Under sunny skies and a welcome, if stiffening, breeze Gianmario chose to harvest this year’s crop a couple of weeks ahead of last year. The burning sun of the past three weeks had clearly left its mark on south facing bunches, forcing the harvest to be brought forward to capture the acidity.
But then at 350 metres above sea level, on steep powdery sand and limestone soils, Cerutti’s Moscato are not short of fresh, white elderflower minerality. He has two Moscato vineyards, both overlooking Canelli and the Valle Belbo. The younger east south east facing site produces the nervier fruit; bunches alive with the energy and zip of the bright morning sun.
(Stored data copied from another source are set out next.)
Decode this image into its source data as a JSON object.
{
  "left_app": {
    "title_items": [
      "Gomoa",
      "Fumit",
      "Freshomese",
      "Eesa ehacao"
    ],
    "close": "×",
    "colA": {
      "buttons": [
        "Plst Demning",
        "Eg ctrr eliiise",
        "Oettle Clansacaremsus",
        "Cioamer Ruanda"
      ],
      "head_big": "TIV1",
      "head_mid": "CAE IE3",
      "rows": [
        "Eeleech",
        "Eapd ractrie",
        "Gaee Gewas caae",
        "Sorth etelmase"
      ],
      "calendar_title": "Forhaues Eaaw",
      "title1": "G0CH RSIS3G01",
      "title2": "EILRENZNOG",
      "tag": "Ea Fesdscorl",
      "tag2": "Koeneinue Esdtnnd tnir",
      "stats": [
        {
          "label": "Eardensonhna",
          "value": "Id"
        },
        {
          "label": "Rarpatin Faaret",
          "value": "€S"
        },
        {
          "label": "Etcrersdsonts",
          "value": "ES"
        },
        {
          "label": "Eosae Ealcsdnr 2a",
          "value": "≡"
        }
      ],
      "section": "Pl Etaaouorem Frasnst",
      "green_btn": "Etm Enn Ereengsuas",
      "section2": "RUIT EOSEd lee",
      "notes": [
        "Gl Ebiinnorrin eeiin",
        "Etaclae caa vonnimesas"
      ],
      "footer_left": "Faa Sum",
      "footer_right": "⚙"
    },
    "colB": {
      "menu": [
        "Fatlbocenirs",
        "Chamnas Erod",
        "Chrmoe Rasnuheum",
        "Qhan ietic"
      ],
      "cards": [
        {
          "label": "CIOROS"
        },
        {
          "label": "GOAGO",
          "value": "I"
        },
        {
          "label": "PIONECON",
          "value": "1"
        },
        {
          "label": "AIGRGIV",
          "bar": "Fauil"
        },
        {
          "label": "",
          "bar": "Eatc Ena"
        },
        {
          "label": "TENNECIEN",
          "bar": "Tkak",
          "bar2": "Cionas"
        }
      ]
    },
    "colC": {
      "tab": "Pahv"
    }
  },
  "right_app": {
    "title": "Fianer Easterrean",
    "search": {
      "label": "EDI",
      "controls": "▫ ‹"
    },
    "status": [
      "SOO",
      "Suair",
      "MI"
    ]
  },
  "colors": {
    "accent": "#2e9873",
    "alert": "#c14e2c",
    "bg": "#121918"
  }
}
Over the ridge, below the cantina, is the west south west facing plot of original, older vines that on tasting yesterday showed more sugary richness from the heat of the afternoon. Needless to say Gianmario blends the fruit of these two contrasting vineyards to arrive at an ‘ottimo vino’.
Only 20% of Gianmario’s production is currently bottled under his own label (our of approximately 300 hl produced/year), the rest being sold off as bulk wine; he plans to bottle more. For with China showing an increasing thirsty for this low alcohol (5-5.5% abv), minerally sweet, grapy wine (circa130 grams of residual sugar) this is clearly a good time to be focusing on fine Moscato d’Asti. Anzi (in fact) Gianmario is currently replanting an experimental Riesling vineyard planted by his Dad to do just that!